DeepTracer-ID: De novo protein identification from cryo-EM maps.

Luca Chang, Fengbin Wang, Kiernan Connolly, Hanze Meng, Zhangli Su, Virginija Cvirkaite-Krupovic, Mart Krupovic, Edward H Egelman, Dong Si


The recent revolution in cryo-electron microscopy (cryo-EM) has made it possible to determine macromolecular structures directly from cell extracts.
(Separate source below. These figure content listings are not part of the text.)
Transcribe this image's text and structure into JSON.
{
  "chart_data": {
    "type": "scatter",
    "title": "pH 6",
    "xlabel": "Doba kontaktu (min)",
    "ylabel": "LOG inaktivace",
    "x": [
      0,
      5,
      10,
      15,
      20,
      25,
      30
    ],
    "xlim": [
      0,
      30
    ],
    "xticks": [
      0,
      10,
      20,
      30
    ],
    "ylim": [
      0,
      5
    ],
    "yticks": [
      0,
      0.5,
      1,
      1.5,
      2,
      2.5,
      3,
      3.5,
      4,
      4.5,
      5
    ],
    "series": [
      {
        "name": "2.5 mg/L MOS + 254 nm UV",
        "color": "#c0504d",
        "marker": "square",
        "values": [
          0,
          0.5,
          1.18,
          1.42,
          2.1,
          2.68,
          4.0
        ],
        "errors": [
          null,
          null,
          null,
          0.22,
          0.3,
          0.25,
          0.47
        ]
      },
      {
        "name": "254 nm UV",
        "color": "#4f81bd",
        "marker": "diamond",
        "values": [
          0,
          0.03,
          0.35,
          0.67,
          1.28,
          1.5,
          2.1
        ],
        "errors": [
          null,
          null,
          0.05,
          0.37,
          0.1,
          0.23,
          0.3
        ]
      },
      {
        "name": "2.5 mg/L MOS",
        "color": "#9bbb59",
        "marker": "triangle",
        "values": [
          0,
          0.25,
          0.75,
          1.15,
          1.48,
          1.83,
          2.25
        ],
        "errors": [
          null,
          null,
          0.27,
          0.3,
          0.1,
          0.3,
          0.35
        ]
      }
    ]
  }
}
However, identifying the correct protein from the cryo-EM map is still challenging and often needs additional sequence information from other techniques, such as tandem mass spectrometry and/or bioinformatics. Here, we present DeepTracer-ID, a server-based approach to identify the candidate protein in a user-provided organism de novo from a cryo-EM map, without the need for additional information. Our method first uses DeepTracer to generate a protein backbone model that best represents the cryo-EM map, and this model is then searched against the library of AlphaFold2 predictions for all proteins in the given organism. This method is highly accurate and robust for high-resolution cryo-EM maps: in all 13 experimental maps tested blindly, DeepTracer-ID identified the correct proteins as the top candidates. Eight of the maps were of known structures, while the other five unpublished maps were validated by prior protein annotation and careful inspection of the model refined into the map. The program also showed promising results for both homomeric and heteromeric protein complexes. This platform is possible because of the recent breakthroughs in large-scale three-dimensional protein structure prediction.